Et puis arriva le cauchemar. Le jour que nous redoutions sans trop y penser car nous le savions lointain. Grossière erreur. Un soir, alors que nous rentrions de chasse, Alec nous attendait devant la porte. Mon ventre se serra aussitôt d'angoisse en le voyant. Jamais il ne serait venu si ce n'était pour de mauvaises nouvelles. Qu'allait-il donc nous dire ?
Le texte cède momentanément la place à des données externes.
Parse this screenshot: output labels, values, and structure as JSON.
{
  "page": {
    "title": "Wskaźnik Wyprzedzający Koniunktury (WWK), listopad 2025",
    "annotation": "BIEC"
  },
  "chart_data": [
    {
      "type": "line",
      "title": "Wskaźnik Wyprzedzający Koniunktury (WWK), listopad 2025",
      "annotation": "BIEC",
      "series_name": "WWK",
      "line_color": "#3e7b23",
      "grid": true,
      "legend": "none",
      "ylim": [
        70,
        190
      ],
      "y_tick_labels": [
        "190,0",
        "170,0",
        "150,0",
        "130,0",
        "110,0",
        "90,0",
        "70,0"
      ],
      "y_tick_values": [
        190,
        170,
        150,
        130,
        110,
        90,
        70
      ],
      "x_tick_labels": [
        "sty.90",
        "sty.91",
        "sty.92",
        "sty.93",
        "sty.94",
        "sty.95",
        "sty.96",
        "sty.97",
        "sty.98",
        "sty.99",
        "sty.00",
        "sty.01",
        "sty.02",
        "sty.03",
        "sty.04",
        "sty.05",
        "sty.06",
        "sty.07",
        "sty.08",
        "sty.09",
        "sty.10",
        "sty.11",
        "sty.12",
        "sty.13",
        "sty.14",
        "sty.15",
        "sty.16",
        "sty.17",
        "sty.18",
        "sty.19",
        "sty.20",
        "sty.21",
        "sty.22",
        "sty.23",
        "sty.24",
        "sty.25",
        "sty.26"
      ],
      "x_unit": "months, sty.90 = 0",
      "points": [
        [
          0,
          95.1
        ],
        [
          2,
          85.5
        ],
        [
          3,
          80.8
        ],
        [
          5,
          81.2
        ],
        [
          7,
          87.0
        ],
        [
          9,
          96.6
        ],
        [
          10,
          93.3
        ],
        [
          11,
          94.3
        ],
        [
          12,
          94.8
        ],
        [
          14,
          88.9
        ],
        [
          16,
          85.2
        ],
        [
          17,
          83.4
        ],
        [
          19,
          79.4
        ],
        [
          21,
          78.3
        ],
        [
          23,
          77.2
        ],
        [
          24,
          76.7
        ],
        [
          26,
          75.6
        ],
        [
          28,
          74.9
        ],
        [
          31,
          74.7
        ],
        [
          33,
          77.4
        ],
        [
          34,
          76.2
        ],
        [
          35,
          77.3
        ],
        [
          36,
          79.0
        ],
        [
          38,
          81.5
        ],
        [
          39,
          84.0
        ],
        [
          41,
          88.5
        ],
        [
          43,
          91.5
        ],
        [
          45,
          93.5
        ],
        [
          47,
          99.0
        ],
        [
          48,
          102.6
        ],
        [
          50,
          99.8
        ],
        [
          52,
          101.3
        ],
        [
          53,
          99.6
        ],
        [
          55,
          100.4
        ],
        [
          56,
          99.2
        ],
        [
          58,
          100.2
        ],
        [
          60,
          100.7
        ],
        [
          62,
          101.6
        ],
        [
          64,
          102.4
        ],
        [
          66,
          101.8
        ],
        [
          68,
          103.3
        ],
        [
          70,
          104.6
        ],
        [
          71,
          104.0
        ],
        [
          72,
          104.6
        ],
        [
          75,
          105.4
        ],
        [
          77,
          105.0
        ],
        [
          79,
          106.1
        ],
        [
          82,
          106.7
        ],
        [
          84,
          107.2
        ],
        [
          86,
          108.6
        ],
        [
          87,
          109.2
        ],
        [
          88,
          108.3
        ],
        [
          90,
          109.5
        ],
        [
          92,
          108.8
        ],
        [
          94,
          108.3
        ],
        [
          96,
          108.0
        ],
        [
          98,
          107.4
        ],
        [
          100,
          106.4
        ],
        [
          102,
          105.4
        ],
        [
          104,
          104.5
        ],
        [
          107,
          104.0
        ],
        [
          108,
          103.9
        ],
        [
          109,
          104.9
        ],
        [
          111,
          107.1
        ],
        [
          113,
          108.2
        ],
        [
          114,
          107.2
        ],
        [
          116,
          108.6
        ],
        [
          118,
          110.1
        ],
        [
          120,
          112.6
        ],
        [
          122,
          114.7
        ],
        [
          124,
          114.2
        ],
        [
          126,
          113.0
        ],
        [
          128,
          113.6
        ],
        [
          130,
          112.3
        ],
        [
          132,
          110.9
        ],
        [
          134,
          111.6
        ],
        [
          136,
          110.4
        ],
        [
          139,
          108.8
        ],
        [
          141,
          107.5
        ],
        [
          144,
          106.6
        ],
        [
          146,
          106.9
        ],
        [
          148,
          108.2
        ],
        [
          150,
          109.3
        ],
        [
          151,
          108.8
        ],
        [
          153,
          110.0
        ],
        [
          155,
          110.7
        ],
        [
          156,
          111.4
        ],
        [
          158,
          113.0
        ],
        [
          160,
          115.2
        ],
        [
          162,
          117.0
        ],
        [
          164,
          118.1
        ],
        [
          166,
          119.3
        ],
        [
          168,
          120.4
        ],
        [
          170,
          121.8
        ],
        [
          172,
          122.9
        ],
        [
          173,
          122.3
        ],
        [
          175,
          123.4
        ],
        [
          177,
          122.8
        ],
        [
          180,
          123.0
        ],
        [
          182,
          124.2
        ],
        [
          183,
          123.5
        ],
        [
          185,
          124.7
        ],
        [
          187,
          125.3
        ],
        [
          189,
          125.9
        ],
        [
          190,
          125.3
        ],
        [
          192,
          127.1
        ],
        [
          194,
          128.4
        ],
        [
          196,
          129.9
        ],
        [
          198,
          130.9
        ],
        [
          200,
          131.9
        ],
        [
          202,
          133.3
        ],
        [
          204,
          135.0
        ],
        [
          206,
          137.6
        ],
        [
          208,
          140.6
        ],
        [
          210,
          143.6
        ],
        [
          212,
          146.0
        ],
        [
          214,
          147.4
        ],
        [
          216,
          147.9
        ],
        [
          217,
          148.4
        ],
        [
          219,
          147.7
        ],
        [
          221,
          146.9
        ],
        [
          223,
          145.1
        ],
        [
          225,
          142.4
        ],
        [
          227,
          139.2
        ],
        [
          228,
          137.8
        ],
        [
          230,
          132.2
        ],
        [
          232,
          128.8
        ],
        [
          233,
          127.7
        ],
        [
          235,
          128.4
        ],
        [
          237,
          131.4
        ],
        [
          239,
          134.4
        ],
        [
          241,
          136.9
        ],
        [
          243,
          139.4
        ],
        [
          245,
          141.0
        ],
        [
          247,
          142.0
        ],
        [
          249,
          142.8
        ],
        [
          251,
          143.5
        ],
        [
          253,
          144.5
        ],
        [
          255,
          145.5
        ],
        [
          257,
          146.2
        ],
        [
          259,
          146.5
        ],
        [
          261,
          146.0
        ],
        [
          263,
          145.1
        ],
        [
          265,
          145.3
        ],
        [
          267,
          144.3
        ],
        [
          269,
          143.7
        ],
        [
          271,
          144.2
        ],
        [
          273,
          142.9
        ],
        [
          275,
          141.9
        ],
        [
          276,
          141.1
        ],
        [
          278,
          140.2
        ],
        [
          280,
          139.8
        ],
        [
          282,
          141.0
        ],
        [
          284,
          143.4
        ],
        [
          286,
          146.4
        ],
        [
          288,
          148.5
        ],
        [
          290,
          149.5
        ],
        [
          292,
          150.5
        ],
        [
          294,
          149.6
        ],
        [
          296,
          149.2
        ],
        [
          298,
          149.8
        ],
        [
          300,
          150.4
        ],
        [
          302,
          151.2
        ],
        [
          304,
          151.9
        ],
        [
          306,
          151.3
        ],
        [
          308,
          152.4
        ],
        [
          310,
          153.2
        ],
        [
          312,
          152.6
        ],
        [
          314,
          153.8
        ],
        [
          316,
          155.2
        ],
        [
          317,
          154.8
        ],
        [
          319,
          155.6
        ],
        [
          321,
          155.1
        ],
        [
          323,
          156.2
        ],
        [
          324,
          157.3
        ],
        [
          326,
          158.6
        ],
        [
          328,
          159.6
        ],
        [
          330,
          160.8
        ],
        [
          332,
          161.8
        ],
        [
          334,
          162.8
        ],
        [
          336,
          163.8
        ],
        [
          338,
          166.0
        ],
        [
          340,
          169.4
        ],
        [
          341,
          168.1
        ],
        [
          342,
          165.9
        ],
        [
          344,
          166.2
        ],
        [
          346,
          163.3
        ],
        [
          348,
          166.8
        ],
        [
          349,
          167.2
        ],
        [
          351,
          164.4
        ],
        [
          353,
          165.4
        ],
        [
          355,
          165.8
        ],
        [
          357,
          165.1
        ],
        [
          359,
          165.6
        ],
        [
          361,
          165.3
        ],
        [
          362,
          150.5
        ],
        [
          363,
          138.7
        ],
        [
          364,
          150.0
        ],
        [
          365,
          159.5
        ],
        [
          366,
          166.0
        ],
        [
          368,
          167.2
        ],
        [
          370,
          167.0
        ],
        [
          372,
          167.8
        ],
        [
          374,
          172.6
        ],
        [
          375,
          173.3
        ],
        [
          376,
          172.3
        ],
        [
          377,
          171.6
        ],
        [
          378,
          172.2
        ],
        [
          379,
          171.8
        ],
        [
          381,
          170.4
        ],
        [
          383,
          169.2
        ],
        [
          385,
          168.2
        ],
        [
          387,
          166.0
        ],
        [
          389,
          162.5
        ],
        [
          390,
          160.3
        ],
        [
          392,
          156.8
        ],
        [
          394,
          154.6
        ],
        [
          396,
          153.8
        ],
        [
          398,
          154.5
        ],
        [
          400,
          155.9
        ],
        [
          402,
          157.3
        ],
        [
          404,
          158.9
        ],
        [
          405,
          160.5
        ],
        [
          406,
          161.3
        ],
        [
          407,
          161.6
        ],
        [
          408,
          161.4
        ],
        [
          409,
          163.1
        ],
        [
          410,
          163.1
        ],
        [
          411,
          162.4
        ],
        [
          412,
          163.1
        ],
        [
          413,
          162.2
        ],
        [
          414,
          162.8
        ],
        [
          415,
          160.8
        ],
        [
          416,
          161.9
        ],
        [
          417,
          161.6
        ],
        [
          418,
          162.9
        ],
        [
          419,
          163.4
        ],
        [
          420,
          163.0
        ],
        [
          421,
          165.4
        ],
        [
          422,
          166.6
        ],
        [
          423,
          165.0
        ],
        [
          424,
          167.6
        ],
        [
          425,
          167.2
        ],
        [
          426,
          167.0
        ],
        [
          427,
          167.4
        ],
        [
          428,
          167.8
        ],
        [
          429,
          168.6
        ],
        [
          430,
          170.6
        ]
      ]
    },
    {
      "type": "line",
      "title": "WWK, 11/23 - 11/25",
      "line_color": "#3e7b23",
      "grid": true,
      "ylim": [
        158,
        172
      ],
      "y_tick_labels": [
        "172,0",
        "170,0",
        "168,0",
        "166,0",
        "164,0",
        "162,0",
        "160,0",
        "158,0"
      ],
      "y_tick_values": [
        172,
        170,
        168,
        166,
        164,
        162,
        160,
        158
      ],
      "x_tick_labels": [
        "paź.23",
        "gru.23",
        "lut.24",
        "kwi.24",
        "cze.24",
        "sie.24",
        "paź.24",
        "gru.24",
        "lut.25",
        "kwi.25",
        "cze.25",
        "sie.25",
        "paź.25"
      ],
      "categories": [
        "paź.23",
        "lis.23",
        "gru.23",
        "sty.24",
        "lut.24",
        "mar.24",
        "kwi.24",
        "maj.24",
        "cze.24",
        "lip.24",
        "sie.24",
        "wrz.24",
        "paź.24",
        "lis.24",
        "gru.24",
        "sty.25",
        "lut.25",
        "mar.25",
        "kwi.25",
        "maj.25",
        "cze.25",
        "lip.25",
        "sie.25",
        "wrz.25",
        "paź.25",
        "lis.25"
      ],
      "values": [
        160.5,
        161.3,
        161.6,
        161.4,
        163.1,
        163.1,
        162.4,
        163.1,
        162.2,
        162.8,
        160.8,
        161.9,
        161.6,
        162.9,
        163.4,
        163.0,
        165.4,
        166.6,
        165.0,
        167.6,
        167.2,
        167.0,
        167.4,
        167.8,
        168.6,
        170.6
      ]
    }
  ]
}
Rien du tout. Il se contenta de donner une lettre à Lyra et disparut après nous avoir salué. Le visage de mon amie se décomposa à la lecture du message. Elle vacilla et je passais ma main dans son dos pour la retenir. Elle me tendit la missive, je la parcourus rapidement. Et voilà. Notre destin était scellé. Dans trois jours elle devrait être prête. Dans trois jours, Dieu déciderait de notre avenir commun. A moins qu'il ne l'ait déjà fait... Lentement, j'entourais Lyra de mes bras, avant de la serrer contre moi. J'avais peur. Peur de la perdre, peur de cette épreuve qu'elle devrait affronter toute seule. Toute seule ? Non... Aro, ne m'invitait pas, mais il ne demandait pas à ce qu'elle fut séparé de moi. Je fermais les yeux en imaginant que je devrais de nouveau subir ce calvaire tant redouté. J'en étais capable, je le savais, mais je craignais de ressentir de nouveau cet appel. Ce monstre en moi qui quémandait sa libération. Et pourtant, Lyra était dans cette impasse à cause de moi. Parce que je l'avais aidé à reconnaître qu'être un meurtrier n'était pas la solution. Qui serais-je si je ne l'accompagnais pas ?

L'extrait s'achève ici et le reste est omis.